Daban Z., Ergüzel T. T.

Indian Journal of Otolaryngology and Head and Neck Surgery, 2026 (ESCI, Scopus) identifier

Özet

The aim of this study is to systematically evaluate the diagnostic accuracy of ‘machine learning’ (ML) and ‘deep learning’ (DL) algorithms that classify tinnitus patients by analysing their electroencephalography (EEG) data, and to map the objective neurophysiological biomarkers that the models identify. This study was designed and conducted in accordance with the PRISMA 2020 guidelines.
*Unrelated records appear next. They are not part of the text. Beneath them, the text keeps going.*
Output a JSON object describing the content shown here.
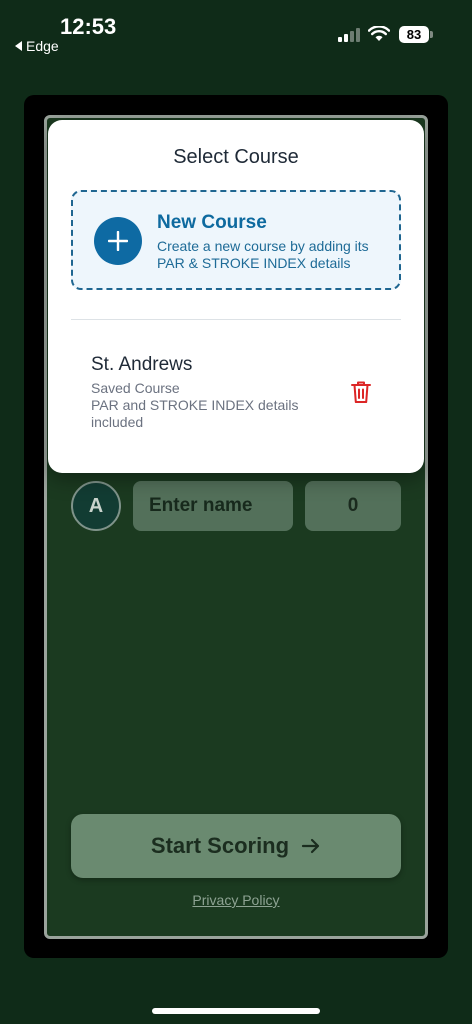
{
  "status_bar": {
    "time": "12:53",
    "back_app": "Edge",
    "battery": "83"
  },
  "modal": {
    "title": "Select Course",
    "new_course": {
      "title": "New Course",
      "description": "Create a new course by adding its PAR & STROKE INDEX details",
      "icon": "plus-icon"
    },
    "saved_courses": [
      {
        "name": "St. Andrews",
        "subtitle": "Saved Course",
        "details": "PAR and STROKE INDEX details included"
      }
    ]
  },
  "player_row": {
    "avatar_letter": "A",
    "name_placeholder": "Enter name",
    "score": "0"
  },
  "start_button": {
    "label": "Start Scoring",
    "icon": "arrow-right-icon"
  },
  "privacy_link": "Privacy Policy",
  "colors": {
    "background": "#0f2b18",
    "app_bg": "#1b3a20",
    "accent_blue": "#0e6aa3",
    "delete_red": "#dc2626"
  }
}
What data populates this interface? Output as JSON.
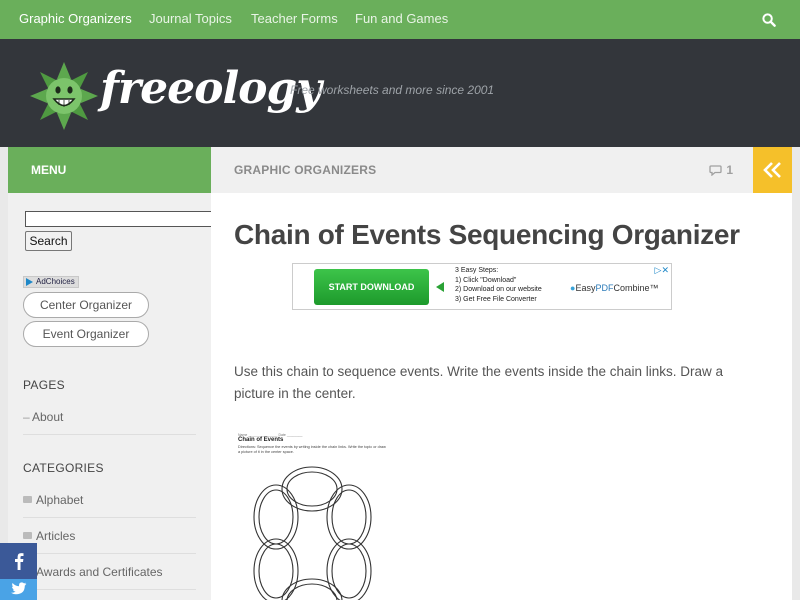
{
  "nav": {
    "items": [
      "Graphic Organizers",
      "Journal Topics",
      "Teacher Forms",
      "Fun and Games"
    ],
    "active_index": 0,
    "search_icon": "search-icon"
  },
  "header": {
    "logo_text": "freeology",
    "tagline": "Free worksheets and more since 2001"
  },
  "menu_label": "MENU",
  "breadcrumb": "GRAPHIC ORGANIZERS",
  "comment_count": "1",
  "sidebar": {
    "search_button": "Search",
    "adchoices": "AdChoices",
    "ad_pills": [
      "Center Organizer",
      "Event Organizer"
    ],
    "pages_title": "PAGES",
    "pages": [
      "About"
    ],
    "categories_title": "CATEGORIES",
    "categories": [
      "Alphabet",
      "Articles",
      "Awards and Certificates"
    ]
  },
  "main": {
    "title": "Chain of Events Sequencing Organizer",
    "ad": {
      "button": "START DOWNLOAD",
      "steps_header": "3 Easy Steps:",
      "steps": [
        "1) Click \"Download\"",
        "2) Download on our website",
        "3) Get Free File Converter"
      ],
      "brand_prefix": "Easy",
      "brand_pdf": "PDF",
      "brand_suffix": "Combine",
      "brand_tm": "™"
    },
    "paragraph": "Use this chain to sequence events. Write the events inside the chain links. Draw a picture in the center.",
    "worksheet": {
      "meta": "Name _______________          Date ________",
      "title": "Chain of Events",
      "directions": "Directions: Sequence the events by writing inside the chain links. Write the topic or draw a picture of it in the center space."
    }
  },
  "colors": {
    "green": "#6aaf5b",
    "dark_header": "#33363b",
    "yellow": "#f5c02a",
    "facebook": "#3b5998",
    "twitter": "#4aa3e6"
  }
}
The PubMed, Web of Science (WoS), IEEE Xplore and ScienceDirect databases were searched for studies published between January 2010 and January 2026. Following the review, 24 studies with confirmed methodological adequacy were included in the analysis. The quality of the studies was assessed using the QUADAS-2 tool. A meta-analysis demonstrated that EEG data has great potential for diagnosing tinnitus using artificial intelligence algorithms. Analysis of the included studies revealed an accuracy rate of 86.2%, and the area under the receiver operating characteristic curve (AUC) was found to be 0.878. Furthermore, models built using deep learning (DL) architectures were found to be more accurate (89.0%) than those built using traditional machine learning models (83.7%). Meta-regression findings showed that different results could be obtained depending on the level at which the EEG data was input into the model. It was found that ‘sensor-level’ data improved model accuracy, while ‘source-level’ data enhanced recall performance. Converting EEG data obtained from patients with subjective tinnitus into objective data using artificial intelligence algorithms could open up new, personalized diagnostic and treatment options for tinnitus—a condition for which treatments have long been difficult to generalize.